DataflowJavaSDK
DataflowJavaSDK copied to clipboard
Additional Pipeline Example - Backing up Datastore -> GCS
Example code:
https://github.com/cobookman/DatastoreToGCS/blob/master/src/main/java/com/google/datastorebackup/Main.java
Had a customer ask how to do this. Found that it's not as trivial as it should be and might be a good example. Could also have the pipeline write to BigQuery as well. This is a not uncommon use case.
Let me know if you'd like me to submit a pull req.
I see that your converting to json using a custom converter, is there a reason why your not just using the canonical proto json format converter?

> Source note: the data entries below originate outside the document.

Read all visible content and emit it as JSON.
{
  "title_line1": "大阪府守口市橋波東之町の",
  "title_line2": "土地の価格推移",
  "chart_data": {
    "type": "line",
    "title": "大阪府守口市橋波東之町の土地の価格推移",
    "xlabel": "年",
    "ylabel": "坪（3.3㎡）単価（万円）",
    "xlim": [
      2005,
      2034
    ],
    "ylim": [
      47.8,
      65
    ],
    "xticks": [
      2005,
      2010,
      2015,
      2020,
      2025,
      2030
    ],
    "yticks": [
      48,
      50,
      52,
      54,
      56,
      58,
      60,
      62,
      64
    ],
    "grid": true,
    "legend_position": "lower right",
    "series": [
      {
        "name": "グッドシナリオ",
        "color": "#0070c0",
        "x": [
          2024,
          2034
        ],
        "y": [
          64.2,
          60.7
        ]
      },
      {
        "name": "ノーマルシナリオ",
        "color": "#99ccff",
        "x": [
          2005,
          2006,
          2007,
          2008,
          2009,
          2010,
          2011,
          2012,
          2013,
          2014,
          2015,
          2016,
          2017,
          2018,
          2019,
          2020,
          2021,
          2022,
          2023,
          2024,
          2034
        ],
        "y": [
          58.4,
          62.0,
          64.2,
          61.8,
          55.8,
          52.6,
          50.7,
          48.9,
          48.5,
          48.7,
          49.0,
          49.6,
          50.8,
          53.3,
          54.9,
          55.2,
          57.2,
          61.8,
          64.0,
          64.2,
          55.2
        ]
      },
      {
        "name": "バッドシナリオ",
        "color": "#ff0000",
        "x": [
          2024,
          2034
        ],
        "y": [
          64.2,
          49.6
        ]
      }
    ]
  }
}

Didn't know that was a possibility, and couldn't find the specific method. How would one convert the Datastore Entity to Json through the proto json converter.
I think your looking for: https://github.com/google/protobuf/blob/master/java/util/src/main/java/com/google/protobuf/util/JsonFormat.java
Got JSONFormat working :D.
Was simple stupid do do Datastore->GCS and GCS->Datastore.
I couldn't find any online examples of JSONFormat being used so I think adding this example would go a long way. This also seems like a common use case.
Here's an example of JSONFormat being used to print the Datastore Entities: https://github.com/cobookman/DatastoreToGCS/blob/master/src/main/java/com/google/datastorebackup/Backup.java#L91
@cobookman This is a good candidate for Beam templates. I am working on adding ValueProvider options for DatastoreIO. Once that is in, I can help you translate your example into a template and get it merged to BEAM.
@vikkyrk. Would be more than happy to help get this example get merged into beam.